Landscape Design Phases:



​Our team of plant experts design landscapes with a focus on holistic, sustainable gardens that are free of pests and require little maintenance. Our knowledge of disease resistant, drought tolerant, and competitive plants increases the success of your landscape and reduces the overall yearly maintenance required to upkeep it. The design phase includes planting plans and planting palettes. Our landscape designers develop a planting plan that delivers both aesthetic and beneficial functions. Qualities we consider include pollinator attractiveness, time of flowering, drought tolerance, color of flowers, and plant height and spread. Our planting plans create a link between your built environment and the natural landscape around us.


​Installing plants isn’t as simple as digging a hole and covering up the plants roots. To successfully grow and maintain plants for the long-term, care is needed to attain correct depth, correct orientation, and most importantly: the correct plant. In urban forestry, we have a phrase “Right Tree in the Right Place”. This is especially important for built landscapes (as opposed to native landscapes). If the right tree, or the right shrub or vine isn’t installed in the right place, we can forget a sustainable, maintenance free landscape.
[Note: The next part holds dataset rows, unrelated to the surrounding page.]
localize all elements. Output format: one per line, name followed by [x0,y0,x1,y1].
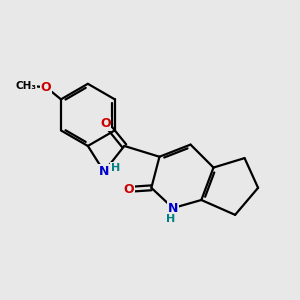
Text: H: H [166,214,175,224]
Text: O: O [100,117,111,130]
Text: N: N [168,202,178,214]
Text: H: H [111,163,120,172]
Text: N: N [99,165,109,178]
Text: O: O [41,81,51,94]
Text: CH₃: CH₃ [15,81,36,91]
Text: O: O [124,183,134,196]
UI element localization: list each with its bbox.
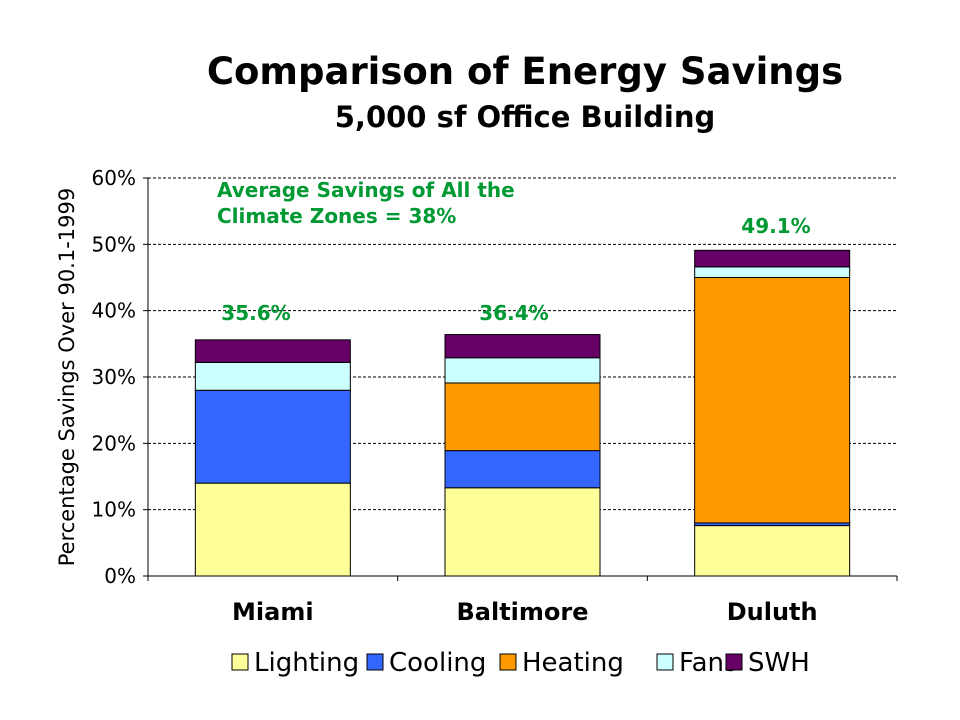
bar-segment-lighting-duluth <box>694 525 851 577</box>
total-label: 49.1% <box>741 214 810 238</box>
y-tick-label: 0% <box>104 564 136 588</box>
y-tick-label: 40% <box>92 299 136 323</box>
bar-segment-cooling-miami <box>194 389 351 484</box>
x-tick-label: Duluth <box>727 598 818 626</box>
bar-segment-fans-baltimore <box>444 357 601 384</box>
bar-segment-fans-duluth <box>694 266 851 278</box>
legend-swatch-fans <box>656 653 674 671</box>
bar-segment-fans-miami <box>194 361 351 391</box>
y-tick-label: 50% <box>92 232 136 256</box>
total-label: 35.6% <box>221 301 290 325</box>
y-tick-label: 30% <box>92 365 136 389</box>
bar-segment-heating-baltimore <box>444 382 601 452</box>
total-label: 36.4% <box>479 301 548 325</box>
legend-label-lighting: Lighting <box>254 648 359 678</box>
bar-segment-lighting-baltimore <box>444 487 601 577</box>
y-tick-label: 20% <box>92 431 136 455</box>
legend-swatch-heating <box>499 653 517 671</box>
y-tick-label: 60% <box>92 166 136 190</box>
x-tick-label: Miami <box>232 598 314 626</box>
annotation-line: Climate Zones = 38% <box>217 204 456 228</box>
y-axis-label: Percentage Savings Over 90.1-1999 <box>55 188 79 567</box>
legend-label-cooling: Cooling <box>389 648 486 678</box>
chart-subtitle: 5,000 sf Office Building <box>334 100 716 134</box>
x-tick-label: Baltimore <box>456 598 588 626</box>
bar-segment-heating-duluth <box>694 277 851 524</box>
legend-label-swh: SWH <box>748 648 810 678</box>
legend-swatch-lighting <box>231 653 249 671</box>
legend-swatch-cooling <box>366 653 384 671</box>
legend-swatch-swh <box>725 653 743 671</box>
y-tick-label: 10% <box>92 498 136 522</box>
bar-segment-lighting-miami <box>194 482 351 577</box>
annotation-line: Average Savings of All the <box>217 178 515 202</box>
chart-title: Comparison of Energy Savings <box>206 50 844 93</box>
bar-segment-swh-duluth <box>694 249 851 268</box>
bar-segment-swh-miami <box>194 339 351 363</box>
bar-segment-cooling-baltimore <box>444 450 601 489</box>
legend-label-heating: Heating <box>522 648 624 678</box>
bar-segment-swh-baltimore <box>444 334 601 359</box>
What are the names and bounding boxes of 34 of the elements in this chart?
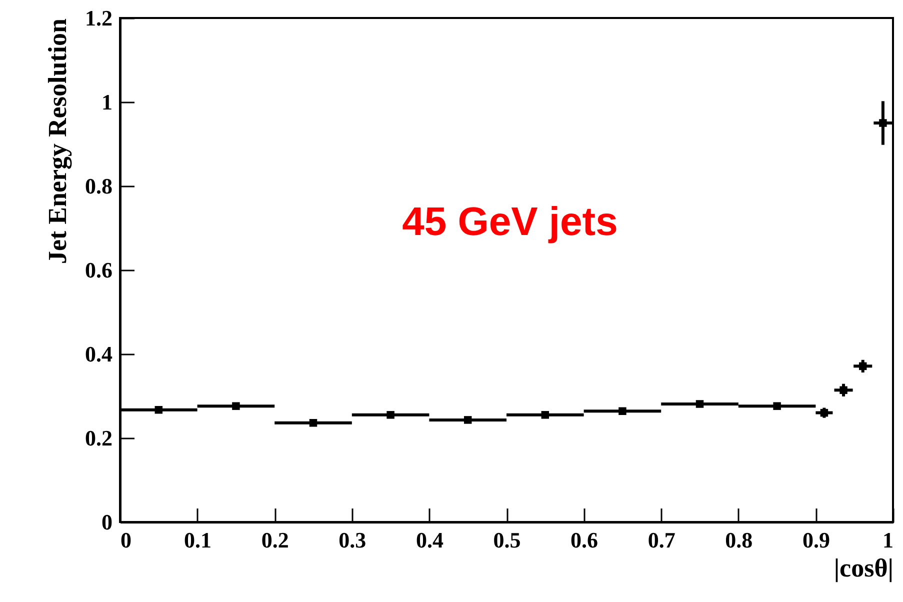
point — [696, 400, 704, 408]
point — [464, 416, 472, 424]
point — [773, 402, 781, 410]
point — [309, 419, 318, 427]
x-tick-label: 0.2 — [261, 528, 289, 552]
point — [820, 408, 828, 417]
point — [840, 386, 848, 394]
y-tick-label: 0.2 — [85, 426, 112, 450]
x-tick-label: 0.6 — [570, 528, 598, 552]
y-tick-label: 0.8 — [85, 174, 112, 198]
y-tick-label: 0.4 — [85, 342, 112, 366]
y-tick-label: 1 — [102, 90, 112, 114]
point — [879, 119, 887, 127]
x-tick-label: 0.1 — [184, 528, 212, 552]
point — [154, 406, 163, 414]
x-axis-title: |cosθ| — [834, 554, 894, 582]
x-tick-label: 0.4 — [416, 528, 444, 552]
x-tick-label: 0.3 — [338, 528, 366, 552]
x-tick-label: 0.8 — [725, 528, 753, 552]
x-tick-label: 0 — [120, 528, 132, 552]
y-tick-label: 0 — [102, 510, 112, 534]
point — [541, 411, 550, 419]
x-tick-label: 0.9 — [802, 528, 830, 552]
point — [858, 362, 867, 370]
x-tick-label: 0.7 — [648, 528, 676, 552]
point — [618, 407, 626, 415]
y-tick-label: 0.6 — [85, 258, 112, 282]
y-axis-title: Jet Energy Resolution — [43, 18, 72, 264]
x-tick-label: 0.5 — [493, 528, 521, 552]
point — [232, 402, 240, 410]
y-tick-label: 1.2 — [85, 6, 112, 30]
x-tick-label: 1 — [882, 528, 894, 552]
annotation: 45 GeV jets — [402, 200, 618, 244]
point — [386, 411, 394, 419]
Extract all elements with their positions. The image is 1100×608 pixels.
​Using the “Right Tree in the Right Place” philosophy, maintenance becomes simple. Pruning young trees for structure can be the most important maintenance function after installation. Pruning trees while they are young is easy, and corrects many of the long-term architectural and structural problems old trees face. Cutting of a small branch when a tree is young is a much better choice (and cost effective) than waiting until that tree is mature and cutting off the now grown large branch.